Game 6 Could Come Down To The Skating Wounded
They say the NHL playoffs are a battle of attrition, and the Blackhawks and Bruins, the last two teams remaining, remained remarkably unscathed until the finals. But a close, hard-fought series that's already required 20 periods over five games is taking its toll, and each team may or may not be without its best all-around player for tonight's Game 6.
Jonathan Toews nudged out Patrice Bergeron for the Selke Trophy by just 10 points, despite Bergeron winning more first-place votes. Each is the consummate two-way player, and each embodies a defensive-minded system that's gotten their teams to where they are. It'd be a damn shame if either missed tonight, or potentially Wednesday. But with the NHL being what it is, we're not going to know until just before puckdrop.
Toews got wrecked by Johnny Boychuk midway through Game 5. It was a big hit, but a clean one, and Toews's head slammed into the ice. He played four more shifts, then watched the third period from the bench. Joel Quenneville would call it only an "upper-body" injury. It's not too hard to guess what might be troubling Toews, who returned too soon from a concussion for last year's playoffs and wasn't close to the same player.
The Blackhawks didn't practice yesterday, but they sound upbeat. "Johnny is doing much better," Quenneville said. "He's progressing. We're optimistic he'll play." Of course, it could be the usual subterfuge—Marian Hossa was a Game 3 scratch, shocking to everyone but the Blackhawks, who admitted that they'd known all day he might not play.
The odds of Patrice Bergeron lacing up tonight seem a little longer. Claude Julien has offered zero information on the center, who exited Game 5 without suffering an obvious hit, and was taken to a hospital before being discharged Sunday morning. What's he got? A "body injury," according to Julien. There was a report that he might have suffered a spleen injury, then another report which said he did not rupture his spleen—pointedly, that doesn't rule out any non-rupture spleen injuries.
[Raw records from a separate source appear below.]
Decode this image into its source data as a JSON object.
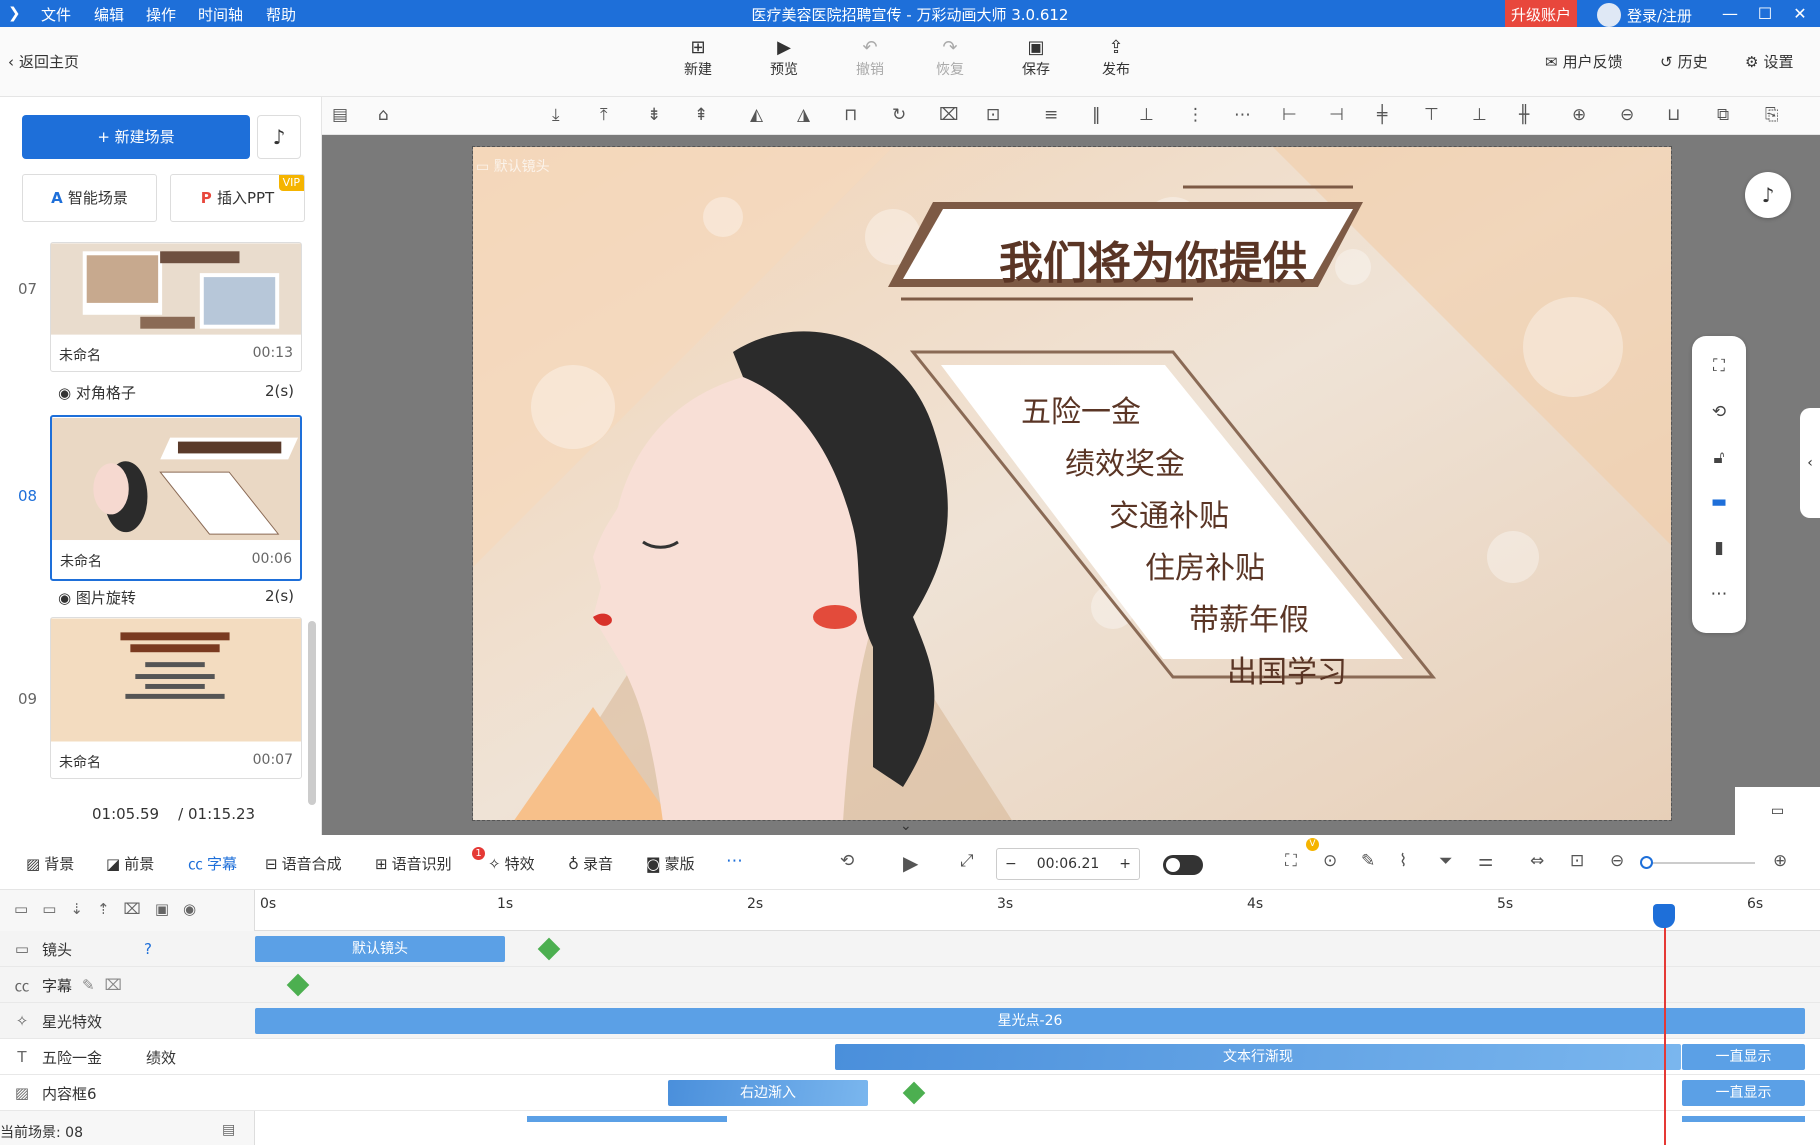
{
  "app": {
    "title": "医疗美容医院招聘宣传 - 万彩动画大师 3.0.612",
    "menus": [
      "文件",
      "编辑",
      "操作",
      "时间轴",
      "帮助"
    ],
    "upgrade": "升级账户",
    "login": "登录/注册"
  },
  "toolbar": {
    "back": "返回主页",
    "buttons": [
      "新建",
      "预览",
      "撤销",
      "恢复",
      "保存",
      "发布"
    ],
    "right": [
      "用户反馈",
      "历史",
      "设置"
    ]
  },
  "left": {
    "new_scene": "+ 新建场景",
    "smart": "智能场景",
    "ppt": "插入PPT",
    "vip": "VIP",
    "scenes": [
      {
        "num": "07",
        "name": "未命名",
        "dur": "00:13"
      },
      {
        "num": "08",
        "name": "未命名",
        "dur": "00:06"
      },
      {
        "num": "09",
        "name": "未命名",
        "dur": "00:07"
      }
    ],
    "transitions": [
      {
        "name": "对角格子",
        "dur": "2(s)"
      },
      {
        "name": "图片旋转",
        "dur": "2(s)"
      }
    ],
    "time_current": "01:05.59",
    "time_total": "/ 01:15.23"
  },
  "stage": {
    "camera": "默认镜头",
    "heading": "我们将为你提供",
    "benefits": [
      "五险一金",
      "绩效奖金",
      "交通补贴",
      "住房补贴",
      "带薪年假",
      "出国学习"
    ]
  },
  "timeline_bar": {
    "tools": [
      "背景",
      "前景",
      "字幕",
      "语音合成",
      "语音识别",
      "特效",
      "录音",
      "蒙版"
    ],
    "badge": "1",
    "time": "00:06.21",
    "v_badge": "V"
  },
  "ruler": [
    "0s",
    "1s",
    "2s",
    "3s",
    "4s",
    "5s",
    "6s"
  ],
  "tracks": [
    {
      "label": "镜头",
      "clips": [
        "默认镜头"
      ]
    },
    {
      "label": "字幕",
      "clips": []
    },
    {
      "label": "星光特效",
      "clips": [
        "星光点-26"
      ]
    },
    {
      "label": "五险一金",
      "extra": "绩效",
      "clips": [
        "文本行渐现",
        "一直显示"
      ]
    },
    {
      "label": "内容框6",
      "clips": [
        "右边渐入",
        "一直显示"
      ]
    }
  ],
  "status": "当前场景: 08"
}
Julien, who said he was "encouraged" by Bergeron's progress, joked with reporters while avoiding a straight answer.
“He looked really good today. He had a nice suit on, very dashing...Well, again, what does day to day mean?. I don't know if he'll skate tomorrow—he may. And that's what day to day is."
We're not going to find out if Toews or Bergeron can play until they either do or don't, and we're not going to learn the extent and nature of their injuries until this season ends. (It's slightly silly—opposing players don't need an MRI to target Toews up high or Bergeron's midsection.) But in a series that's defied a consistent storyline or any sort of continuity, the final game or so could come down to which team can best adapt to being without its most valuable player.